As winter arrives, investors eagerly anticipate the arrival of spring, as it may present the first opportunity for the S&P 500 to break out of its current range, if only temporarily.
Since reaching its peak in the summer, there has been ongoing debate about whether the market can recover or if further decline is ahead. Stifel market strategist Barry Bannister suggests that it will likely tread water until at least April.
In a recent note, Bannister adjusted his S&P 500 target to 4,400 by April 2024, extending it from the end of this year. He attributes this adjustment to the pressure on stocks caused by high interest rates. This target is less than 4% above the index’s current trading level.

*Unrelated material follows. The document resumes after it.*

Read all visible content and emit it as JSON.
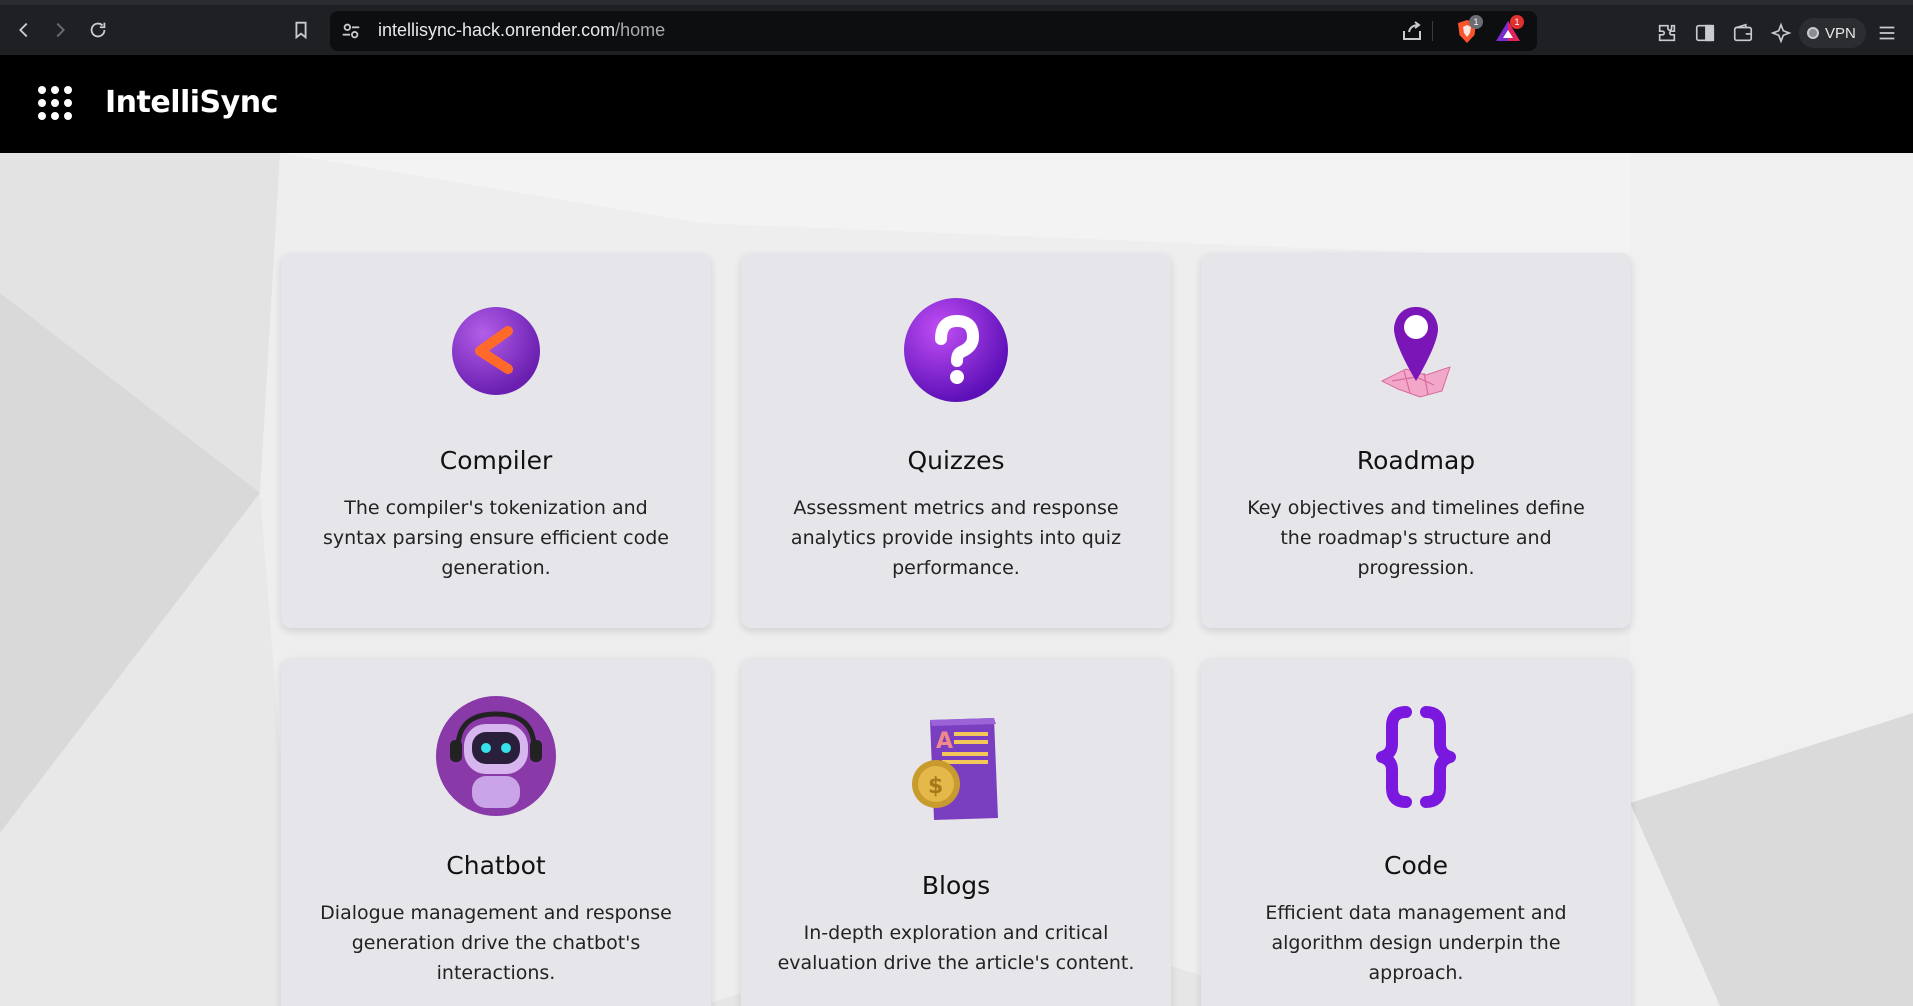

Given that the yield on the 10-year Treasury note is approaching 5%, many investors consider it more prudent to invest in relatively risk-free U.S. government debt rather than stocks, even though stocks may yield greater returns over the long term. In essence, they prefer a sure thing to a potential gain.
Interestingly, the high interest rates are inconsistent with the S&P 500’s valuation, which has been boosted by the impressive performance of the Big Tech stocks known as the Magnificent Seven: Apple (AAPL), Amazon.com (AMZN), Google parent Alphabet (GOOGL), Facebook parent Meta Platforms (META), Microsoft (MSFT), Nvidia (NVDA), and Tesla (TSLA). The higher interest rates offer investors immediate returns, diminishing the future value of stocks’ earnings.
Apollo Global Management chief economist Torsten Sløk concurs, stating that “tech valuations are very high and inconsistent with the significant rise in long-term interest rates.”
Bannister shares a similar perspective as other market strategists who have voiced concerns about this issue. While he predicts that 10-year Treasury yields will reach their peak at around 5% in this market cycle, he believes that 5% to 6% will be the norm for this decade, which will naturally impede stock valuations.
Overall, while investors anticipate the arrival of spring, they continue to navigate uncertain market conditions and consider how high interest rates may shape the future of the S&P 500.
The Year Ahead: A Challenging Road for the Stock Market
Bannister, a well-respected analyst, accurately predicted the events that unfolded this year. In his January report, he forecasted that 2023 would be a year of two halves, with an initial rally followed by troubling times. It was in May when he boldly set his year-end target for the S&P 500 at 4,400, emphasizing the dominance of tech stocks in the market.
Bulls in the market have been pointing to the ongoing strength in the labor market as evidence of a thriving economy and a catalyst for the rally. However, experts closely monitoring the Federal Reserve have noted that it is unlikely for interest rates to drop, as Chairman Jerome Powell stated in his recent remarks. Tom Essaye from Sevens Reports concurred, stating that “the main takeaway from Powell’s speech was that in this situation, there’s no way the Fed can get dovish.”
Consequently, Bannister sheds light on the paradoxical nature of good news in the current economic context. While a tight labor market implies economic resilience, it also becomes a catalyst for the normalization of Fed rates. This normalization subsequently tightens U.S. financial conditions and weighs on price-to-earnings ratios.
Naturally, if higher rates are to have a detrimental impact on stocks as Bannister suggests, it indicates a challenging path ahead for the market. In fact, Bannister firmly concludes that the S&P 500 is likely to experience a flat or widely rangebound performance throughout the 2020s decade.
Bannister predicts that by 2030, the S&P 500 earnings per share will at least double from $156 in 2019 (pre-Covid) to $300 to $325. However, he anticipates that the index’s price/earnings multiple will approximately halve, effectively keeping the overall index relatively stable.
While there is a possibility of a market uptick in the spring, it should not be mistaken as a return to prosperous times.
Unsettling thoughts for the upcoming spooky season.